La nouvelle de la grande découverte courut sur tous les fils télégraphiques du Royaume-Uni avec la rapidité de la foudre; les journaux inscrivirent le nom d'Hatteras en tête de leurs colonnes comme celui d'un martyr, et l'Angleterre tressaillit d'orgueil.
On fêta le docteur et ses compagnons, qui furent présentés à Sa
Gracieuse Majesté par le Lord Grand-Chancelier en audience solennelle.
Le gouvernement confirma les noms d'île de la Reine, pour le rocher du pôle Nord, de mont Hatteras, décerné au volcan lui-même, et d'Altamont-Harbour, donné au port de la Nouvelle-Amérique.
Altamont ne se sépara plus de ses compagnons de misère et de gloire, devenus ses amis; il suivit le docteur, Bell et Johnson à Liverpool, qui les acclama à leur retour, après les avoir si longtemps crus morts et ensevelis dans les glaces éternelles.

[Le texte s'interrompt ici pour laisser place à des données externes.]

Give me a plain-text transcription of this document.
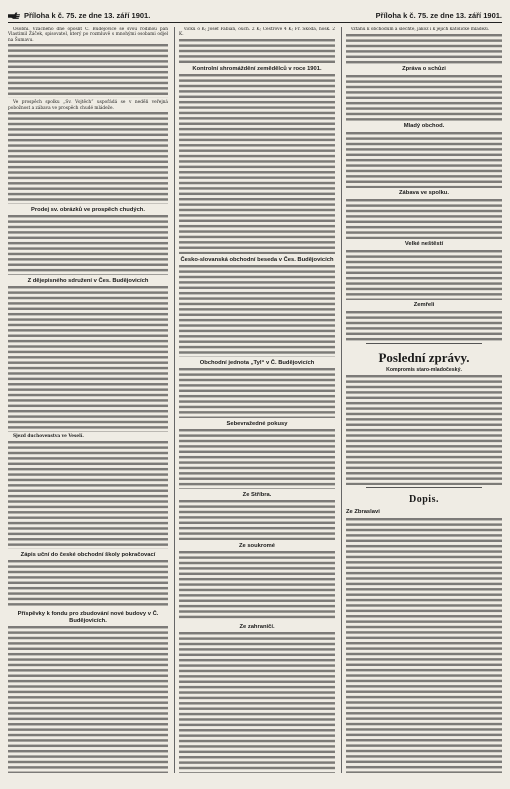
Příloha k č. 75. ze dne 13. září 1901.	Příloha k č. 75. ze dne 13. září 1901.

Osobní. Vzácného dne oposlit C. Budějovice se svou rodinou pan Vlastimil Žáček, spisovatel, který po rozmluvě s mnohými osobami odjel na Šumavu.

Ve prospěch spolku „Sv. Vojtěch“ uspořádá se v neděli veřejná pobožnost a zábava ve prospěch chudé mládeže.

Prodej sv. obrázků ve prospěch chudých.
Z dějepisného sdružení v Čes. Budějovicích

Sjezd duchovenstva ve Veselí.

Zápis uční do české obchodní školy pokračovací
Příspěvky k fondu pro zbudování nové budovy v Č. Budějovicích.

vicků o K; Josef Fabian, ouch. 2 K; Cestrové 4 K; Fr. Škoda, hosk. 2 K.

Kontrolní shromáždění zemědělců v roce 1901.
Česko-slovanská obchodní beseda v Čes. Budějovicích
Obchodní jednota „Tyl“ v Č. Budějovicích
Sebevražedné pokusy
Ze Stříbra.
Ze soukromé
Ze zahraničí.

vztahu k obchodům a šlechtě, jakož i k jejich katolické mládeži.

Zpráva o schůzi
Mladý obchod.
Zábava ve spolku.
Velké neštěstí
Zemřeli
Poslední zprávy.
Kompromis staro-mladočeský.
Dopis.
Ze Zbraslavi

Mais cette gloire, le docteur Clawbonny la rapporta sans cesse à celui qui la méritait entre tous. Dans la relation de son voyage, intitulée: «The English at the North-Pole», publiée l'année suivante par les soins de la Société royale de géographie, il fit de John Hatteras l'égal des plus grands voyageurs, l'émule de ces hommes audacieux qui se sacrifient tout entiers aux progrès de la science.
Cependant, cette triste victime d'une sublime passion vivait paisiblement dans la maison de santé de Sten-Cottage, près de Liverpool, où son ami le docteur l'avait installé lui-même. Sa folie était douce, mais il ne parlait pas, il ne comprenait plus, et sa parole semblait s'être en allée avec sa raison. Un seul sentiment le rattachait au monde extérieur, son amitié pour Duk, dont on n'avait pas voulu le séparer.

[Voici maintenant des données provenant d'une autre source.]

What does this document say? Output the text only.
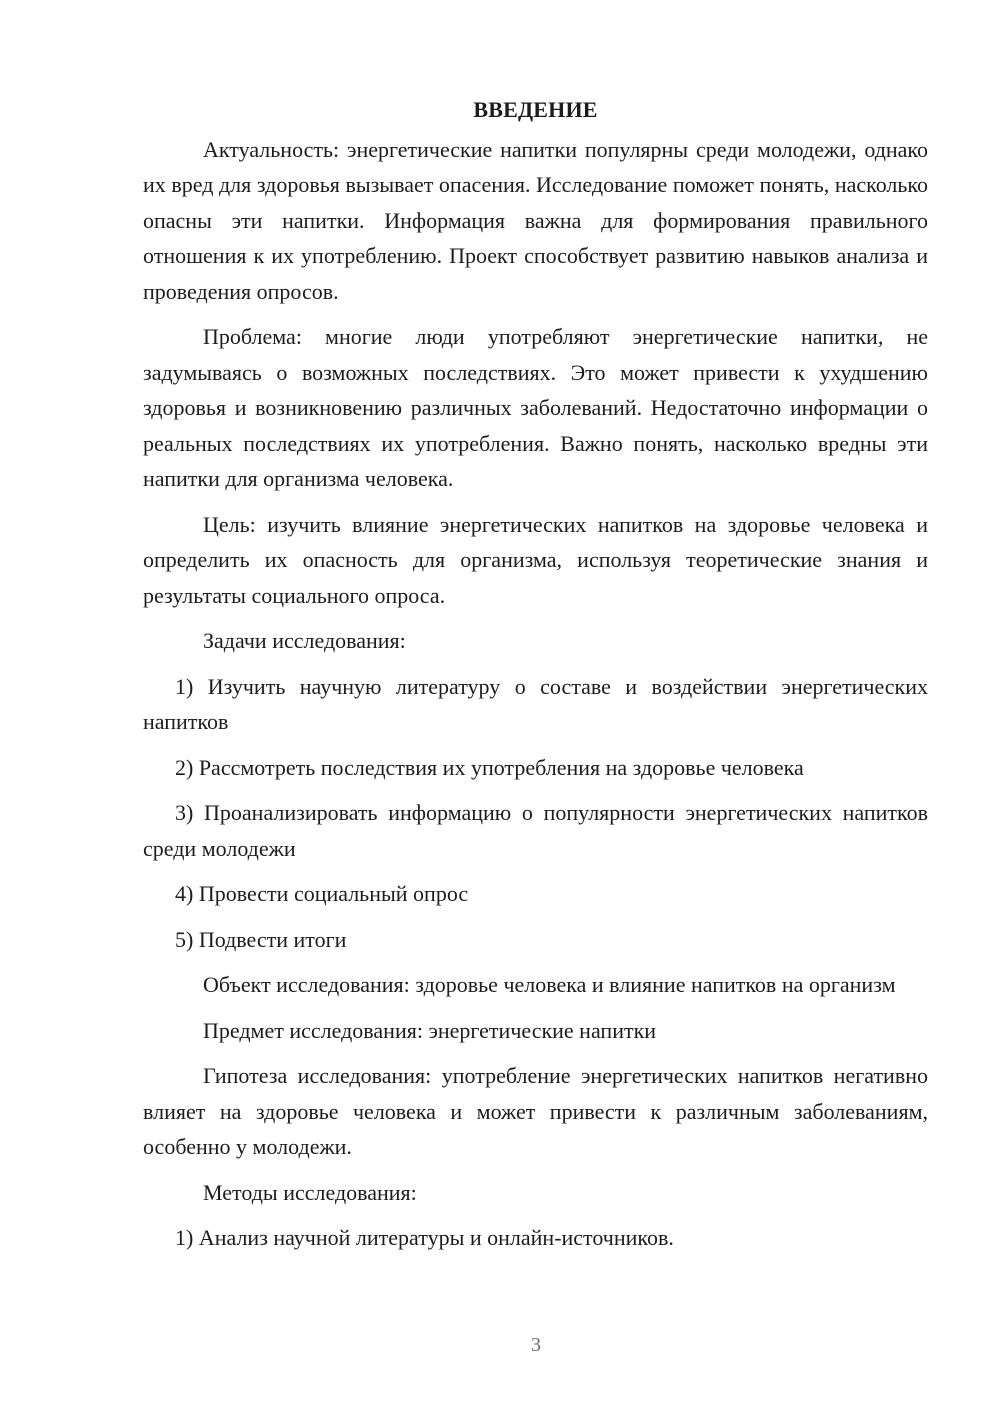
ВВЕДЕНИЕ

Актуальность: энергетические напитки популярны среди молодежи, однако их вред для здоровья вызывает опасения. Исследование поможет понять, насколько опасны эти напитки. Информация важна для формирования правильного отношения к их употреблению. Проект способствует развитию навыков анализа и проведения опросов.

Проблема: многие люди употребляют энергетические напитки, не задумываясь о возможных последствиях. Это может привести к ухудшению здоровья и возникновению различных заболеваний. Недостаточно информации о реальных последствиях их употребления. Важно понять, насколько вредны эти напитки для организма человека.

Цель: изучить влияние энергетических напитков на здоровье человека и определить их опасность для организма, используя теоретические знания и результаты социального опроса.

Задачи исследования:

1) Изучить научную литературу о составе и воздействии энергетических напитков

2) Рассмотреть последствия их употребления на здоровье человека

3) Проанализировать информацию о популярности энергетических напитков среди молодежи

4) Провести социальный опрос

5) Подвести итоги

Объект исследования: здоровье человека и влияние напитков на организм

Предмет исследования: энергетические напитки

Гипотеза исследования: употребление энергетических напитков негативно влияет на здоровье человека и может привести к различным заболеваниям, особенно у молодежи.

Методы исследования:

1) Анализ научной литературы и онлайн-источников.

3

Cette maladie, cette «folie polaire», suivait donc tranquillement son cours et ne présentait aucun symptôme particulier, quand, un jour, le docteur Clawbonny, qui visitait son pauvre malade, fut frappé de son allure.
Depuis quelque temps, le capitaine Hatteras, suivi de son fidèle chien qui le regardait d'un oeil doux et triste, se promenait chaque jour pendant de longues heures; mais sa promenade s'accomplissait invariablement suivant un sens déterminé et dans la direction d'une certaine allée de Sten-Cottage. Le capitaine, une fois arrivé à l'extrémité de l'allée, revenait à reculons. Quelqu'un l'arrêtait-il? il montrait du doigt un point fixe dans le ciel. Voulait-on l'obliger à se retourner? il s'irritait, et Duk, partageant sa colère, aboyait avec fureur.
Le docteur observa attentivement une manie si bizarre, et il comprit bientôt le motif de cette obstination singulière; il devina pourquoi cette promenade s'accomplissait dans une direction constante, et, pour ainsi dire, sous l'influence d'une force magnétique.
Le capitaine John Hatteras marchait invariablement vers le Nord.